Anecdotally, in web development I just haven't seen users complain about sites not working in Chrome, where it turns out the culprit is outdated Chrome. In contrast to complaints about e.g. not working in Firefox, which happen all the time. Or where it breaks in Chrome but it turns out it's an extension interfering.

[1] https://en.wikipedia.org/wiki/List_of_most-visited_websites


Note that the comma in browserlist queries are OR. So if any given browser version still has > 0.2% usage, it is included. This would include Chrome 109 which is three year old. Meaning developers with this browswerlist target would fail their static analysis / peer review (actually even a more reasonable > 0.5% still fails on Chrome 109) if they used a feature which Chrome 109 doesn’t support without graceful degradation or polyfill.

Furthermore the "baseline widely available" target (which IMO is a much better target and will probably become the recommendation pretty soon) includes versions of the popular browsers going back 30 months, meaning a competent team of web devs with a qualified QA process should not deliver software which won‘t work on your 2 year old browser.

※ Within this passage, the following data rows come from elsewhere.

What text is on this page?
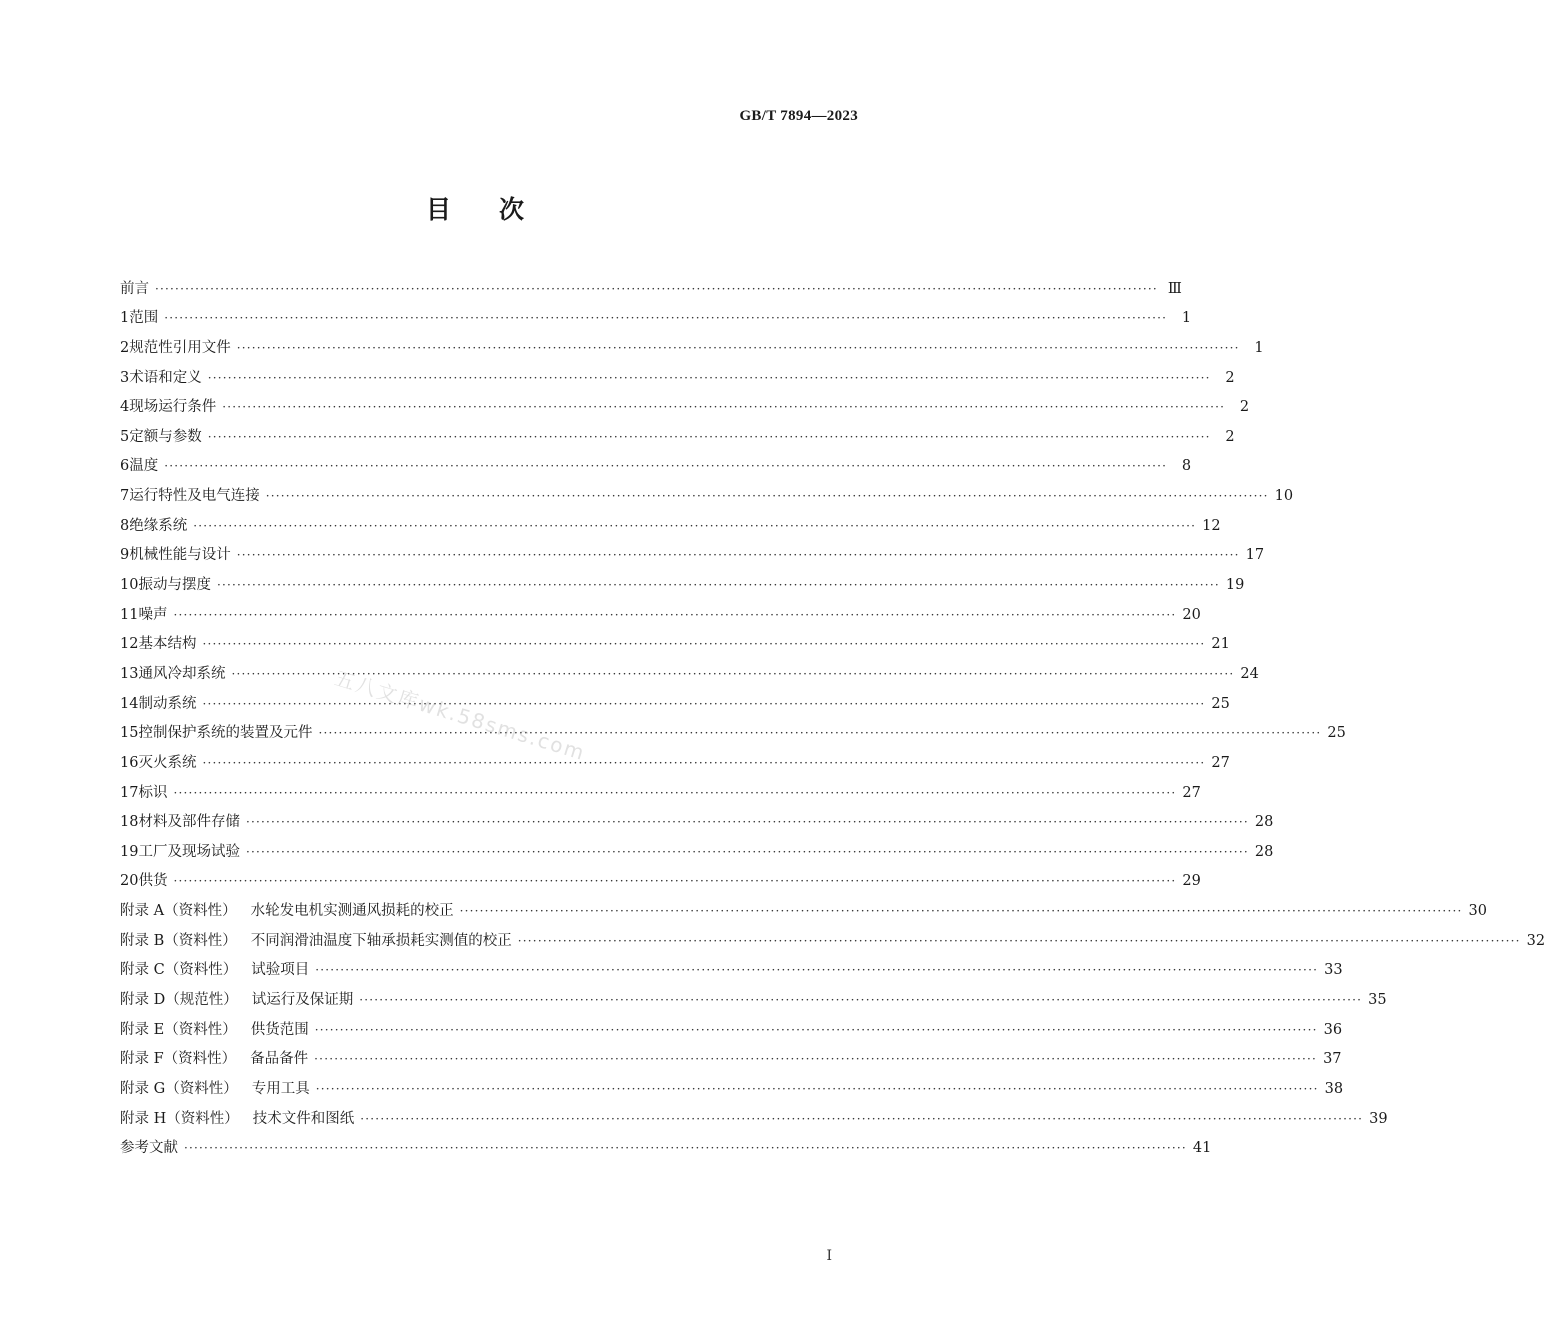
GB/T 7894—2023
目次
前言 ········································································································································································································ Ⅲ
1 范围 ········································································································································································································	1
2 规范性引用文件 ········································································································································································································	1
3 术语和定义 ········································································································································································································	2
4 现场运行条件 ········································································································································································································	2
5 定额与参数 ········································································································································································································	2
6 温度 ········································································································································································································	8
7 运行特性及电气连接 ········································································································································································································ 10
8 绝缘系统 ········································································································································································································ 12
9 机械性能与设计 ········································································································································································································ 17
10 振动与摆度 ········································································································································································································ 19
11 噪声 ········································································································································································································ 20
12 基本结构 ········································································································································································································ 21
13 通风冷却系统 ········································································································································································································ 24
14 制动系统 ········································································································································································································ 25
15 控制保护系统的装置及元件 ········································································································································································································ 25
16 灭火系统 ········································································································································································································ 27
17 标识 ········································································································································································································ 27
18 材料及部件存储 ········································································································································································································ 28
19 工厂及现场试验 ········································································································································································································ 28
20 供货 ········································································································································································································ 29
附录 A（资料性） 水轮发电机实测通风损耗的校正 ········································································································································································································ 30
附录 B（资料性） 不同润滑油温度下轴承损耗实测值的校正 ········································································································································································································ 32
附录 C（资料性） 试验项目 ········································································································································································································ 33
附录 D（规范性） 试运行及保证期 ········································································································································································································ 35
附录 E（资料性） 供货范围 ········································································································································································································ 36
附录 F（资料性） 备品备件 ········································································································································································································ 37
附录 G（资料性） 专用工具 ········································································································································································································ 38
附录 H（资料性） 技术文件和图纸 ········································································································································································································ 39
参考文献 ········································································································································································································ 41
五八文库wk.58sms.com
I
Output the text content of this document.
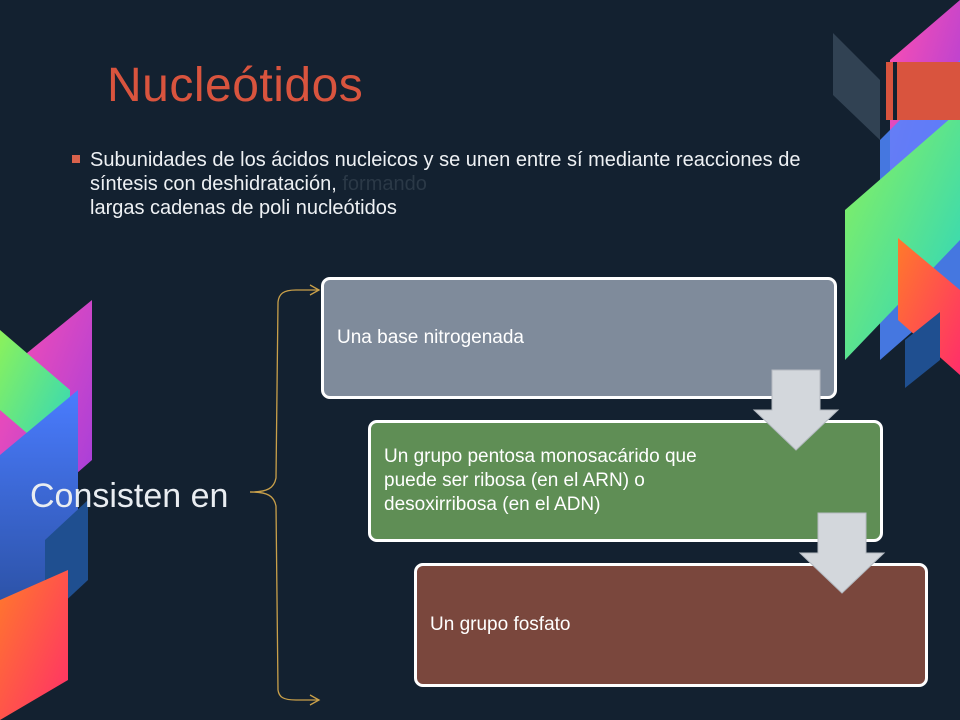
Nucleótidos
Subunidades de los ácidos nucleicos y se unen entre sí mediante reacciones de síntesis con deshidratación, formando
largas cadenas de poli nucleótidos
Consisten en
Una base nitrogenada
Un grupo pentosa monosacárido que puede ser ribosa (en el ARN) o desoxirribosa (en el ADN)
Un grupo fosfato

I can‘t speak for the developers of the websites which break on your 2 year old browser... Maybe they don‘t have a good QA process. Or maybe you were visiting somebodies hobby project (personally I only target "baseline newly available" in my own hobby projects; as I am coding mostly for my own amusement). But I think it is a reasonable assumption that user tend to update their browsers every 30 months, and you won‘t loose too many customers if you occasionally brake things for the users which don’t.


A couple of examples of the kinds of hobby projects that break on my 2-year-old Chrome installation: ChatGPT.com, Claude.ai, Substack.com

Your position sounds reasonable upon elaboration, I only wish more web developers had the same consideration.